Sunday, December 13, 2015

Discovering New Music

As a musician, I love discovering new music that I haven't heard before. One of my favorite ways to do that is to explore the CD section of my local library (of course, music libraries at Universities often have wonderful collections of recordings). I also take note of pieces I play in orchestra that I've never heard or played before. So here's some music that I've listened to for the first time the last couple of weeks.

1. Ralph Vaughn William's Tuba Concerto

I'm a violin and viola player, so I often end up listening to repertoire that features string soloists. But one of the orchestras I play in was doing a performance of Vaughn William's Tuba Concerto, so I decided to find a recording to hear what it sounded like before I started practicing. I was amazed at how expressive and powerful a tuba could sound. The more I heard the piece during rehearsal and at our final concert, the more I ended up really liking it. It's so easy to limit yourself in music to listening to works for your instrument, or at least your instrument's family. Listening to this concerto has inspired me to look at more music for other instruments, especially winds and bass. It's like there's this whole world of repertoire I'm only now finding out about!

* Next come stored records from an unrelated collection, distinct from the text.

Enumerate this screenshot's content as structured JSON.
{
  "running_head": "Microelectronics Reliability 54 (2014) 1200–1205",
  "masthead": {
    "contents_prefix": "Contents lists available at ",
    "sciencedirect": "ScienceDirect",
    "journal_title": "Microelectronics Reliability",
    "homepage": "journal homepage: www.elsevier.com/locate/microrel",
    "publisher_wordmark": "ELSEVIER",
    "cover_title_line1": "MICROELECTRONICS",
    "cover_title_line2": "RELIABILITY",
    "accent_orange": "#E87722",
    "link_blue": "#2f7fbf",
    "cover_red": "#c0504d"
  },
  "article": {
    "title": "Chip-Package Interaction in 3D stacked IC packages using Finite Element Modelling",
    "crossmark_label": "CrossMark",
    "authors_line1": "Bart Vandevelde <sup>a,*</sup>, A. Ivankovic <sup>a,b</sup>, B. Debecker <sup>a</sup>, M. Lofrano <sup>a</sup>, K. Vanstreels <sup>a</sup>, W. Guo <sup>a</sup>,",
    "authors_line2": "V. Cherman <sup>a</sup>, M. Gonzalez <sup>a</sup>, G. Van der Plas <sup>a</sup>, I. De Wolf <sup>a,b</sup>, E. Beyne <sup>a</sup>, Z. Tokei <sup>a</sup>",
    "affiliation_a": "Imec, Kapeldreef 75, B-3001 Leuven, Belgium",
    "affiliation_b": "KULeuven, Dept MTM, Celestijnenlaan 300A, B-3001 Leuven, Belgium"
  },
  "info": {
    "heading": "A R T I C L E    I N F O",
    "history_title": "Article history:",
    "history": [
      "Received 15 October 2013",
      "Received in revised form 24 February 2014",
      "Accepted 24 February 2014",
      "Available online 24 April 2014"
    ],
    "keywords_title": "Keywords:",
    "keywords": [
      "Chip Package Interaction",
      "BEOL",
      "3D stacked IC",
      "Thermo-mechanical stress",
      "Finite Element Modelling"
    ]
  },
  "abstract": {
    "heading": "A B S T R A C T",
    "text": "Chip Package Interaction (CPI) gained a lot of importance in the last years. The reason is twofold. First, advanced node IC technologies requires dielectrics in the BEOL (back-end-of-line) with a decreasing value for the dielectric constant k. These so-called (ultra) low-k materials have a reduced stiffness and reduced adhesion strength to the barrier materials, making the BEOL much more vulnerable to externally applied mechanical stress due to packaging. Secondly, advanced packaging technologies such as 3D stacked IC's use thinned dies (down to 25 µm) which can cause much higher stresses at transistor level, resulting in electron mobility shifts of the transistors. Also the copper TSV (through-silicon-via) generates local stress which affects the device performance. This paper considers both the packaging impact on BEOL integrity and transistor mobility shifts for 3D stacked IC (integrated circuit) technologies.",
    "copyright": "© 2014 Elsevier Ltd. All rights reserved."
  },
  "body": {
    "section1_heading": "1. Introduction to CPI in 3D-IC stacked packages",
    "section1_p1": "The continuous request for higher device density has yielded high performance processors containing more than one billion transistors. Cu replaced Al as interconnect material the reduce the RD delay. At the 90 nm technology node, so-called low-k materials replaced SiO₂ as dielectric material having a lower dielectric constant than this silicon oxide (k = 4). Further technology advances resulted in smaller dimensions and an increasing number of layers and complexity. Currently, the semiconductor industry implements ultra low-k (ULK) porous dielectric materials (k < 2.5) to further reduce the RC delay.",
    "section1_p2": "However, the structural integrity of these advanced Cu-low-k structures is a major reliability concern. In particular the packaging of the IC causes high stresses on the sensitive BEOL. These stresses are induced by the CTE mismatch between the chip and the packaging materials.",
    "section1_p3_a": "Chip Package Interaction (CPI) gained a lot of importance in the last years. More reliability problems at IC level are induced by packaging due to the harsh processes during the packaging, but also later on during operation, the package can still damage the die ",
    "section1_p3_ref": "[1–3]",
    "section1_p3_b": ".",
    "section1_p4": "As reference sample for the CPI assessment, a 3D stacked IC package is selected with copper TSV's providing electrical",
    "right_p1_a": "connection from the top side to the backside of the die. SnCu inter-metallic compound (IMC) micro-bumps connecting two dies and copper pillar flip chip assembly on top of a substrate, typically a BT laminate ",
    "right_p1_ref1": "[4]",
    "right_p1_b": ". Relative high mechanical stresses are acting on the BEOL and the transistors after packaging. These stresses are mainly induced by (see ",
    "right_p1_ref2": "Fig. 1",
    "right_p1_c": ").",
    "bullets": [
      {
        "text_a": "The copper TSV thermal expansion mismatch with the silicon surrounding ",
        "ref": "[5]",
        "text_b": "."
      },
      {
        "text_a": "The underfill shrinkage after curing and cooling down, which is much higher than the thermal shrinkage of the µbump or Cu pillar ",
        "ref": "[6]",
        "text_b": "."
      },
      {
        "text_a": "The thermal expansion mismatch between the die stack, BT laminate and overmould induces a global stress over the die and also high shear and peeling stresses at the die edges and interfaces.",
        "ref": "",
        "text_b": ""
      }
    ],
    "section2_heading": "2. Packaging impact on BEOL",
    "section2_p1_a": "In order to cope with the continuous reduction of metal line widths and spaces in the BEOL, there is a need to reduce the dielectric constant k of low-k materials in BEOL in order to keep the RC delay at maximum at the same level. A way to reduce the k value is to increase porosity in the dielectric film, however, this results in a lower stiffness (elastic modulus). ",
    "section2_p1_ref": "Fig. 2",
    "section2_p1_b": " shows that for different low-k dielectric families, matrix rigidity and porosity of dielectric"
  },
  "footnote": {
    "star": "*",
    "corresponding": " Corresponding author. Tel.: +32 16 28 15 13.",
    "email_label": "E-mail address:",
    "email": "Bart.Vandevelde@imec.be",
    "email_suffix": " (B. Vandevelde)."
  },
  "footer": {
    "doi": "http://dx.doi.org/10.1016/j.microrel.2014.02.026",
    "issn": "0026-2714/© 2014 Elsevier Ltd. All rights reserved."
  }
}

2. Amy Marcy Beach's Piano Music

This is music that I found at my local library. I'd heard of Amy Marcy Beach, but had never actually listened to much of her music. I checked out the CD, which contained "Les Reves de Columbine," op. 65 as well as her "Variations on Balkan Themes," op. 60. I loved both pieces--they reminded me a bit of Schumann's piano miniatures in their Romantic expressiveness, yet they often had the tonal color of Impressionist composers like Debussy. The music was so beautiful I plan to seek out more of her works, including her symphony. 

After listening to her works, I read more about Beach, and she's a fascinating figure in music history. She was one of the first American composers who wanted to create an original "American" sound inspired by our native folk songs. Well-respected and prominent in her own time, Beach is now being recognized for her musical achievements and innovations.

3. Carl Phillip Emmanuel Bach's Keyboard Sonatas and Rondos 

When exploring new music, every once in a while you come across something that doesn't quite work for you. I wanted to like C.P.E. Bach's piano sonatas--after all, he's the son of J.S. Bach, and often considered the most talented of the Great Bach's offspring. Alas, I didn't find his music particularly engaging. Indeed, C.P.E.'s music sounded flashy and superficial to me, as though he had written this music to show off his (no doubt impressive) keyboard skills, not to express any particularly thought or emotion. Perhaps the pieces I listened to were not representative of his best work, or perhaps he simply suffers from the comparison to his famous father (and to Amy Marcy Beach, who'd I listened to right before hand). Nonetheless, I found his music disappointing. 

Still, my overall experience in discovering music has been wonderful. So don't get bogged down in the same musical standards you've listened to a million times--take a risk and find something new.